Pernikahan adalah sesuatu hal yang tak bisa dibuat main-main. Pernikahan bagus dijalankan bagi yang benar-benar menginginkannya. Bukan atas dasar keterpaksaan, apalagi karena ada niat yang keliru, misalnya ingin balas dendam atau mengeruk kekayaan pasangannya kelak.
Bicara tentang ‘keinginan menikah’ realitas memaparkan, tak semua orang menikah karena atas keinginannya sendiri. Bisa jadi, ada sebagian orang yang terpaksa menikah karena dorongan atau bahkan paksaan orangtuanya. Misalnya karena dijodohkan dengan seseorang yang belum dikenalnya dan tak dicintainya, sementara ia tak bisa menolak keinginan orangtuanya.

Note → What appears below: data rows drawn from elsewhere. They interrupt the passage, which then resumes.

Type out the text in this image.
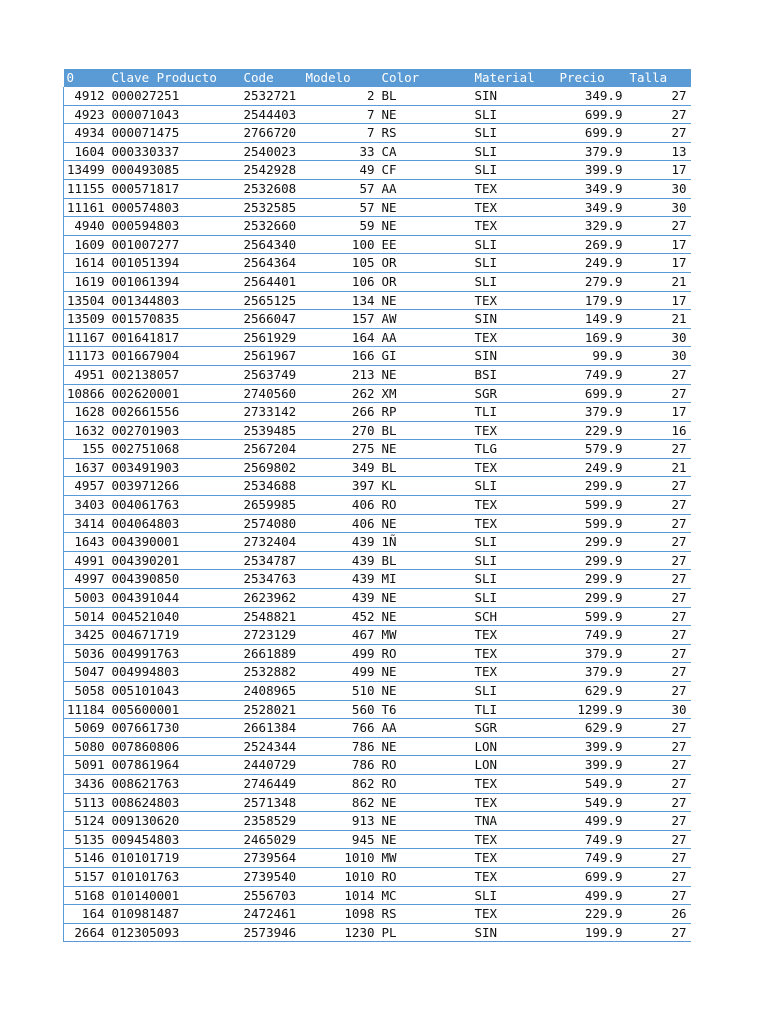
0	Clave Producto	Code	Modelo	Color	Material	Precio	Talla
4912	000027251	2532721	2	BL	SIN	349.9	27
4923	000071043	2544403	7	NE	SLI	699.9	27
4934	000071475	2766720	7	RS	SLI	699.9	27
1604	000330337	2540023	33	CA	SLI	379.9	13
13499	000493085	2542928	49	CF	SLI	399.9	17
11155	000571817	2532608	57	AA	TEX	349.9	30
11161	000574803	2532585	57	NE	TEX	349.9	30
4940	000594803	2532660	59	NE	TEX	329.9	27
1609	001007277	2564340	100	EE	SLI	269.9	17
1614	001051394	2564364	105	OR	SLI	249.9	17
1619	001061394	2564401	106	OR	SLI	279.9	21
13504	001344803	2565125	134	NE	TEX	179.9	17
13509	001570835	2566047	157	AW	SIN	149.9	21
11167	001641817	2561929	164	AA	TEX	169.9	30
11173	001667904	2561967	166	GI	SIN	99.9	30
4951	002138057	2563749	213	NE	BSI	749.9	27
10866	002620001	2740560	262	XM	SGR	699.9	27
1628	002661556	2733142	266	RP	TLI	379.9	17
1632	002701903	2539485	270	BL	TEX	229.9	16
155	002751068	2567204	275	NE	TLG	579.9	27
1637	003491903	2569802	349	BL	TEX	249.9	21
4957	003971266	2534688	397	KL	SLI	299.9	27
3403	004061763	2659985	406	RO	TEX	599.9	27
3414	004064803	2574080	406	NE	TEX	599.9	27
1643	004390001	2732404	439	1Ñ	SLI	299.9	27
4991	004390201	2534787	439	BL	SLI	299.9	27
4997	004390850	2534763	439	MI	SLI	299.9	27
5003	004391044	2623962	439	NE	SLI	299.9	27
5014	004521040	2548821	452	NE	SCH	599.9	27
3425	004671719	2723129	467	MW	TEX	749.9	27
5036	004991763	2661889	499	RO	TEX	379.9	27
5047	004994803	2532882	499	NE	TEX	379.9	27
5058	005101043	2408965	510	NE	SLI	629.9	27
11184	005600001	2528021	560	T6	TLI	1299.9	30
5069	007661730	2661384	766	AA	SGR	629.9	27
5080	007860806	2524344	786	NE	LON	399.9	27
5091	007861964	2440729	786	RO	LON	399.9	27
3436	008621763	2746449	862	RO	TEX	549.9	27
5113	008624803	2571348	862	NE	TEX	549.9	27
5124	009130620	2358529	913	NE	TNA	499.9	27
5135	009454803	2465029	945	NE	TEX	749.9	27
5146	010101719	2739564	1010	MW	TEX	749.9	27
5157	010101763	2739540	1010	RO	TEX	699.9	27
5168	010140001	2556703	1014	MC	SLI	499.9	27
164	010981487	2472461	1098	RS	TEX	229.9	26
2664	012305093	2573946	1230	PL	SIN	199.9	27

Hal yang harus dipahami bahwa menikah dengan orang yang salah atau kurang tepat tentu akan menyebabkan sederet persoalan di kemudian hari. Misalnya, terjadinya pertikaian karena tak bisa saling memahami karakter satu sama lain. Bahkan dampak buruk menikah tanpa didasari rasa suka bisa berujung pada perceraian.
Bicara tentang pernikahan, ada kisah menarik yang bisa kita simak dalam Buku “Jurnal Cerpen Indonesia (Edisi 11); Buku Cerita, Sosok, Kota”. Jurnal tersebut berisi lima cerpen karya lima penulis berbeda, dan tiga buah esei yang ditulis oleh tiga penulis berbeda pula.
Namun saya hanya akan membahas satu cerpen yang berjudul “Silariang” karya Emil Akbar. Silariang artinya adalah kawin lari. Dikisahkan, Andi Saeba adalah perempuan dari keluarga bangsawan yang sudah berumur tapi belum kunjung menikah. Sebenarnya dia pernah jatuh hati dengan seorang lelaki yang masih kerabatnya sendiri, yakni La Saddang. Ibunya La Saddang adalah adiknya ayah Andi Saeba.
Dulu, ibunya La Saddang yang masih tergolong kaum bangsawan lancang menikah dengan lelaki biasa hingga dicoret dari silsilah keluarga. Sebab darahnya sudah tercemar dan kelak anaknya bukan lagi keturunan bangsawan. Pun tidak berhak atas warisan.
Garis hidup yang harus ditanggung La Saddang begitu pedih. Ia menjadi anak yatim piatu setelah ibunya meninggal dunia. Ibunya melepaskan nyawa lantaran tak mampu menanggung derita dan segala gunjing yang menghimpit dada. Merasa dikucilkan hingga mati dengan kesendiriannya. Menyusul suaminya yang dibunuh karena serong, melarikan istri orang.
Ayahnya Andi Saeba akhirnya mau memelihara La Saddang. Tapi tak diperlakukan sebagai anak, melainkan babu. Ketika La Saddang beranjak besar ia menyukai Andi Saeba. Mereka berdua saling menyukai satu sama lain. Tentu saja hal tersbeut ditentang oleh orangtua Andi Saeba.
La Saddang terusir dari rumah: “Anak tidak tahu diuntung. Tidak punya rasa hormat. Anakku adalah junjunganku dan kau hendak merusaknya? Tidak akan kubiarkan! La Saddang, kau mewarisi darah jelek ibumu. Pergi kau dari sini!” (halaman 39).
Singkat cerita, La Saddang akhirnya menikah dengan Halima, perempuan yang cukup dikenal oleh Andi Saeba. Sebenarnya, Halima dulu pernah pernah punya pacar bernama Andi Jamaluddin, pria yang bukan keturunan bangsawan tapi kaya dan akhirnya dijodohkan dengan Andi Saeba.
Kisah Andi Saeba masih panjang dan berliku. Bahkan berakhir mengenaskan. Karena di hari pernikahannya, justru Andi Jamaluddin kabur bersama Halima. Dulu, saat Halima menikah dengan La Saddang, ternyata Halima sudah tidak perawan.